Potterfield - What's in a name?
There are many stories about how family names changed, a little or a lot, as immigrants came into this country from Europe in the 18th and 19th centuries; the Potterfield name is one of those stories.
My earliest-known ancestor was a fellow by the name of Johannes (1610-1674), born in Battenfeld, Germany (75 miles north of Frankfurt). One of his grandsons, also named Johannes, immigrated with his family to America shortly before we became “The United States of America.” They were living in/near the Neckar River Valley at the time (near Heidelberg), and arrived in Philadelphia, Pennsylvania on August 28, 1750 – on a ship named Two Brothers. Johannes and his two adult sons (Johan Philipp - age 27 and Hans Adam – age 25) signed an oath of allegiance to the British; then the family traveled another 100 miles west to York County, Pennsylvania - settled predominately by German immigrants.

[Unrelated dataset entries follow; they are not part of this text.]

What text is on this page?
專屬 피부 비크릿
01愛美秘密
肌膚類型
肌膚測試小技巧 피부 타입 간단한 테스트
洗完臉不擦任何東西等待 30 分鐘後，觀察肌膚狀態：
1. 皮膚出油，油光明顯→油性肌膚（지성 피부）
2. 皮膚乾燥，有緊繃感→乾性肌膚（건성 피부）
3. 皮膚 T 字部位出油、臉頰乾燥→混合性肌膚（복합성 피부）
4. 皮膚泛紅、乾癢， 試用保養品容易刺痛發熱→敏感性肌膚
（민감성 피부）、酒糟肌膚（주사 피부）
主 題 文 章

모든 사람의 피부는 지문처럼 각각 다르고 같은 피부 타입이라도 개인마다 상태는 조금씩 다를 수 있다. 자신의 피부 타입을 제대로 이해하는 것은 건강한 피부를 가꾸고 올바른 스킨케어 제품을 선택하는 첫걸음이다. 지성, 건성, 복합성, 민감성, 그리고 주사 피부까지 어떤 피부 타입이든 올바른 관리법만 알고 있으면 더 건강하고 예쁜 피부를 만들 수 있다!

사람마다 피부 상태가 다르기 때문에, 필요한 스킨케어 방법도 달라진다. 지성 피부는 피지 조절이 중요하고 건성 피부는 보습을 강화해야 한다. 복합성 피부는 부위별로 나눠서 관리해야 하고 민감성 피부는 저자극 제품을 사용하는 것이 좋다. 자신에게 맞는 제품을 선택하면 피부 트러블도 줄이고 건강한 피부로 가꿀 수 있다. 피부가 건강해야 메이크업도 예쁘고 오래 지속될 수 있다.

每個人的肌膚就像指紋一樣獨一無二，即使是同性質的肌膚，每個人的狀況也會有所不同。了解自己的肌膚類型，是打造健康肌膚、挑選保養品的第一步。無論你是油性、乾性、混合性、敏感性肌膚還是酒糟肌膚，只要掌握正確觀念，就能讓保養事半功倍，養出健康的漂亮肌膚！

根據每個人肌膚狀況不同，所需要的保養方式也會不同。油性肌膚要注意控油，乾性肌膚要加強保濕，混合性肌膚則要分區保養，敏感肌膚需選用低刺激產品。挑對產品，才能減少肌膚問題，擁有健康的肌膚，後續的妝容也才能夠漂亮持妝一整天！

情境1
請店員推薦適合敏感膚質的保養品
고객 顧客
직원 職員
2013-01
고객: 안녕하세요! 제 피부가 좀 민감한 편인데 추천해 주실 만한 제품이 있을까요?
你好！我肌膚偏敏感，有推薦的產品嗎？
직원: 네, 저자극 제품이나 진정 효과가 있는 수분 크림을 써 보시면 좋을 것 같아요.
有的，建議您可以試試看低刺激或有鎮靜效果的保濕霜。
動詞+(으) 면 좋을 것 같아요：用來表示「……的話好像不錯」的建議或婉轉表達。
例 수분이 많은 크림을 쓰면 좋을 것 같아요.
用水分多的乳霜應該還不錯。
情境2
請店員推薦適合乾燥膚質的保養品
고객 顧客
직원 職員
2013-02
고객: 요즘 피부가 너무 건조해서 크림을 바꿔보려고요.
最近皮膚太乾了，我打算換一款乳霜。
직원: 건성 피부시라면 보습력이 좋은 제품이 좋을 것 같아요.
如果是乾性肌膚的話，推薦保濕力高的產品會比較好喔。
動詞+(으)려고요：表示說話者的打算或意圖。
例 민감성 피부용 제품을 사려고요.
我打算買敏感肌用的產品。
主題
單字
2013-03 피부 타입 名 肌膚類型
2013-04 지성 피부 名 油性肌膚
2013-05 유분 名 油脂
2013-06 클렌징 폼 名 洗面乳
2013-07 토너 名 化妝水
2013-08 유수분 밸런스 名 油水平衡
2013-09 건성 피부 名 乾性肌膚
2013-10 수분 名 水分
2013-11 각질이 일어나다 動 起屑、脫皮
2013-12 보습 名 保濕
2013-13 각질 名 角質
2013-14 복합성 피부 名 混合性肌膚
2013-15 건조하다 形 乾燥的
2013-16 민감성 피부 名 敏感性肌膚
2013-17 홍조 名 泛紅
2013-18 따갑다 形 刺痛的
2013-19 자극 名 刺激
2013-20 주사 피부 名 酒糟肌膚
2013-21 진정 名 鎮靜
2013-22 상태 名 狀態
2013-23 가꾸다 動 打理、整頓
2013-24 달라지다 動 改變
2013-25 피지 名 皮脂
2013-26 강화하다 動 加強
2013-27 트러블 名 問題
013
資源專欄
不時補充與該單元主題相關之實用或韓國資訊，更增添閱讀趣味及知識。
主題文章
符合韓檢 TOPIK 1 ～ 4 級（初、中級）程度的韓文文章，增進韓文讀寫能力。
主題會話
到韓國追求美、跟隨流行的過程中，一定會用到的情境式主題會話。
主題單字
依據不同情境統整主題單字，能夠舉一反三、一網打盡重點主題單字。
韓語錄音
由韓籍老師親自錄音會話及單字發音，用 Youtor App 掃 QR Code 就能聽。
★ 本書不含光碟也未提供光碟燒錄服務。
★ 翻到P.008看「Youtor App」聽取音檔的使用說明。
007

Now the backstory on the original family name. My earliest known ancestor in Germany – Johannes, got his last name from the town in which he lived – Battenfeld. This was one of the ways surnames were established when they first came into use. Johannes from Battenfeld became Johannes Battenfeld, and his descendants
carried the Battenfeld name forward.
About 1770 Johannes Battenfeld (the immigrant to America) and his family left York County, PA and moved about 90 miles to the southwest, crossed the Potomac river and settled just east of Harpers Ferry – in Loudoun County, Virginia Territory. The town there now is Lovettsville, Virginia. One son, Philipp, stayed behind, in Pennsylvania. Moving into this new community, the spelling and pronunciation of the name Battenfeld morphed over several years into Potterfield – for those families that stayed in Virginia. However, some families that moved away carried the name Battenfeld with them. Also, Philipp, who stayed in Pennsylvania, kept the Battenfeld name. One Battenfeld son, who moved to Pennsylvania, became Bottenfield. Today there are still Battenfelds in Germany, and in America there are Battenfelds, Bottenfields and Potterfields. So, that’s what’s in the Potterfield name.
Afterthoughts: There wasn’t much consistency in the spelling of names in the early years of America. Johannes, Hans Adam and Philipp, arriving on the ship Two Brothers (1750), had their surnames spelled Battefelt, Bathenfeld and Battenfeld respectively on the ship’s register. The surname Bottenfield also originated from one of Hans Adams sons, when he moved to Pennsylvania. There may be others; we’re all related!